I am not optimistic about the outcome of the challenge. It might be a promising first step, but I still believe that the number of different mechanics, the amount of uncertainty related to the opponent's deck/available cards/strategy, the unpredictability of card draws, etc. require a much greater amount of compute for simulation than they seem to be putting behind this challenge. But we'll see!

(And, yes, in the middle of writing this I did spin up an agent to explore how to build a knowledge graph of the Pokedex. I'll get back to you on that one.)

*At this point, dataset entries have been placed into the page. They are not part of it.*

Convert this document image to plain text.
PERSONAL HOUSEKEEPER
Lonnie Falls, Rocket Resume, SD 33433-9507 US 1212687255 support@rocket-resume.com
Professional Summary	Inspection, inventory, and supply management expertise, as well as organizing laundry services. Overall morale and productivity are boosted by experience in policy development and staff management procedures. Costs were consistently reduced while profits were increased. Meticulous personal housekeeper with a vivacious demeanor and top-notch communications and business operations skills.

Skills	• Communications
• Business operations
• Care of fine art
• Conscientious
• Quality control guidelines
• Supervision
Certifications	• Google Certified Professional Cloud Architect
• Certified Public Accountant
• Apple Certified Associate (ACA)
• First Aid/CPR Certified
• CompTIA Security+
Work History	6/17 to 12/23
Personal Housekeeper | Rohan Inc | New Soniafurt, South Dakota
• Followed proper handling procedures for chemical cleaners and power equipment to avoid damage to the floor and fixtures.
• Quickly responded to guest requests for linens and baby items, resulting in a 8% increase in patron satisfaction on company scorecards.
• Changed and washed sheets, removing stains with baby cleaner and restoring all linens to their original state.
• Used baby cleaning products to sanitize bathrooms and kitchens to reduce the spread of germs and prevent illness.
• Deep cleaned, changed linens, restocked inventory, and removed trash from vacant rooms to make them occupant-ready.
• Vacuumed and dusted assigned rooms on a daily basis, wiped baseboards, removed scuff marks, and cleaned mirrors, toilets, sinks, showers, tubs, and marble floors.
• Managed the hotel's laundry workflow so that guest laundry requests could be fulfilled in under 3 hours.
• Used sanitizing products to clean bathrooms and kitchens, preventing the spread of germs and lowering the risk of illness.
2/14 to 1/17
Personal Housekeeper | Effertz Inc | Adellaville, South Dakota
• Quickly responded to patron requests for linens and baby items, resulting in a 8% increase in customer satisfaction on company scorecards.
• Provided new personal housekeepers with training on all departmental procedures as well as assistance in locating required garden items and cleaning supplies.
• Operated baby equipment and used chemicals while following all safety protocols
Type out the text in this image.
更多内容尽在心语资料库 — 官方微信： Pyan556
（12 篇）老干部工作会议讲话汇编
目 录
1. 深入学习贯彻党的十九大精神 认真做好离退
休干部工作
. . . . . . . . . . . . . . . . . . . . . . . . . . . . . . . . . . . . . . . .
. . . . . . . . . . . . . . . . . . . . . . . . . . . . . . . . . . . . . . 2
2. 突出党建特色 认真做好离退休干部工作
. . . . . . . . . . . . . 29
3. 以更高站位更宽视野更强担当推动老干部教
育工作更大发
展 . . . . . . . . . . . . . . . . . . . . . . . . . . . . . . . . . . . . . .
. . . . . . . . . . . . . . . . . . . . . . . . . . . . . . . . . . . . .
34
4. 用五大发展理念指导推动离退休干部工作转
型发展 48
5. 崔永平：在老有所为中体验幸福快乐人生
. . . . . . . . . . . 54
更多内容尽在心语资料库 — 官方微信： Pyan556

Three quick thoughts on the end of the road

  • This is a staightforward note about someone who spent an intense period of time cultivating a skill and was reaching the end of a culminating project to represent that time. It's an experience that I imagine a lot of us have, but in the midst of it we rarely have the presence of mind to document it - and to document it so well. 
  • In 2 weeks time, Peter Kooy will retire as the head teacher of De Spits Katholiek School just down the street from me in Utrecht - a role he has occupied for over 2 decades. This is noteworthy to me because my children attend De Spits, and "Meester Peter" was the first person we ever met at the school while we were in the midst of all the busy craziness of figuring out everything related to moving into a new neighborhood - including getting kids enrolled in schools. I am wary of the insistence that the jobs we do as professionals must take on the heavy weight of vocation, that there's some specific role that each of us was put on this Earth to do and we must find that specific thing. Unfortunately, I think educators get hit with that expectation quite often when the truth is that for a lot of educators, it's just a job. Which isn't to say that they won't do it to the best of their abilities, just that they don't need to make it the very center of their existence. But every so often you come across the person for whom the story is actually true, the teacher who seems to have an innate gift for connecting with and bringing the best out of young people. In Meester Peter's case, he had that specific innate gift (I mean, really, I can't know for sure how innate it was; I only got to see the outcome after literal decades of cultivating his craft) as well as the ability to steward the soul of a valued community institution. That sustained dedication to the children of our neighborhood carried out with little fanfare over a long period brings to mind Bishop Myriel in Victor Hugo's Les Miserables. I wish Meester Peter nothing but the best in his retirement, but I know that we will miss him. 
  • A month ago, I read this outstanding essay by the tech writer Om Malik. His interpretation of the story of Pinocchio - not the Disney version, but the original book series - and its relevance to our present moment in the way that so many of our social institutions seem setup to prey on the vulnerable and advocate empty forms of value - really struck me and I bookmarked it to share at some point. A couple weeks ago, I heard that Om had passed away. He was a voice I had paid some attention to at a distance, but I knew lots of people who knew him personally, and the sincerity of their grief and the fondness of their recollections of him as a person moved me. So, I'm sharing the essay. It's one of the last things he wrote and a worthy indication of the legacy he'll leave behind.

That's all for now...there are plenty of ideas swirling around in my head, but we'll save them for another time.